Daniel Brandt argues that Google is dying: its index is failing to keep up with the growth of the web. And he thinks he knows why—Google hit the 4,294,967,296 limit on 4-byte ID numbers in C. (Perhaps coincidentally, perhaps not, Google claims to index more than 4 billion web pages.) If this is true, fixing it isn't trivial when you need to fix a large number of machines that are working in parallel
On sites with more than a few thousand pages, Google is not indexing anywhere from ten percent to seventy percent of the pages it knows about. These pages show up in Google's main index as a listing of the URL, which means that the Googlebot is aware of the page. But they do not show up as an indexed page. When the page is listed but not indexed, the only way to find it in a search is if your search terms hit on words in the URL itself. Even if they do hit, these listed pages rank so poorly compared to indexed pages, that they are almost invisible. This is true even though the listed pages still retain their usual PageRank.
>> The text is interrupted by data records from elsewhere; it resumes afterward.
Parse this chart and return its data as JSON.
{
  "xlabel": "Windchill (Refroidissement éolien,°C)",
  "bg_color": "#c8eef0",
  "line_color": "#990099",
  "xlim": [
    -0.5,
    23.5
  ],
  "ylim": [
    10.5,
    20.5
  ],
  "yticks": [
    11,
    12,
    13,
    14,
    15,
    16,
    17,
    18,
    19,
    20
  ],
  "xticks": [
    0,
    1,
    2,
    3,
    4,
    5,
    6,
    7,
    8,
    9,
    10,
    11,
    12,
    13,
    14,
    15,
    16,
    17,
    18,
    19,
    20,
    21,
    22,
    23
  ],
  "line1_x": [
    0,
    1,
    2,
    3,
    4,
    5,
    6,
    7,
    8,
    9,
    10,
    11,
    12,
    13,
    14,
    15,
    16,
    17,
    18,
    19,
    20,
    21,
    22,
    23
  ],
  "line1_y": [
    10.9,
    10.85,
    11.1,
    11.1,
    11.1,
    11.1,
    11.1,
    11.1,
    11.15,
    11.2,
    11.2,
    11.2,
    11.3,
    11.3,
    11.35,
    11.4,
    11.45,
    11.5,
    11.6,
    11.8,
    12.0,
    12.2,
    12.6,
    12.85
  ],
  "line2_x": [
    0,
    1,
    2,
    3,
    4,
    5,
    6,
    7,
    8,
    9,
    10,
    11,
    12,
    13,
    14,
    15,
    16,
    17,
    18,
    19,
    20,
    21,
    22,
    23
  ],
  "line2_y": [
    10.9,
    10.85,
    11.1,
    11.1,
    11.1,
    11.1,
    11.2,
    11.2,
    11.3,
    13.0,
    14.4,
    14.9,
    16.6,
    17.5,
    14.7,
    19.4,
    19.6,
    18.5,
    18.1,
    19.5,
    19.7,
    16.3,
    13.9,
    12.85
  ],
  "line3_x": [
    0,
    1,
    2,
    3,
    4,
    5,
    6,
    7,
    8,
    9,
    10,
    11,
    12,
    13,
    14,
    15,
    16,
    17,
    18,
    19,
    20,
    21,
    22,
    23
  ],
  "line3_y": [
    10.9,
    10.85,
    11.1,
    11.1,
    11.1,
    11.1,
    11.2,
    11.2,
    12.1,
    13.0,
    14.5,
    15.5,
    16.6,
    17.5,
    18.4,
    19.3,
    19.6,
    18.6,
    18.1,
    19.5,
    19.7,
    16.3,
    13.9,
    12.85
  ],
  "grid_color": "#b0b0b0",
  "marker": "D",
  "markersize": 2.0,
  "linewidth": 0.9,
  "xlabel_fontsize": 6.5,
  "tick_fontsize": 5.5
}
…this became a problem that I first noticed in April 2003. That was the month when Google underwent a massive upheaval, which I describe in my Google is broken essay. When that essay was written two months after the upheaval, it would have been speculative to claim that the listed URL phenomenon was a symptom of the 4-byte docID problem described in the essay. It was too soon. But sixteen months later, the URL listings are beginning to look very widespread and very suspicious. It's a major fault in Google's index, it is getting worse, and it is much more than a mere temporary glitch.
Google is dying. It broke sixteen months ago and hasn't been fixed. It looks to me as if pages that have been noted by the crawler cannot be indexed until some other indexed page gives up its docID number. Now that Google is a public company, stockholders and analysts should require that Google give a full accounting of their indexing problems, and what they are doing to fix the situation.
If it turns out that google is missing huge quantities of stuff there will be a lot of angry IPO buyers. And I will have to change my one-stop-search habits.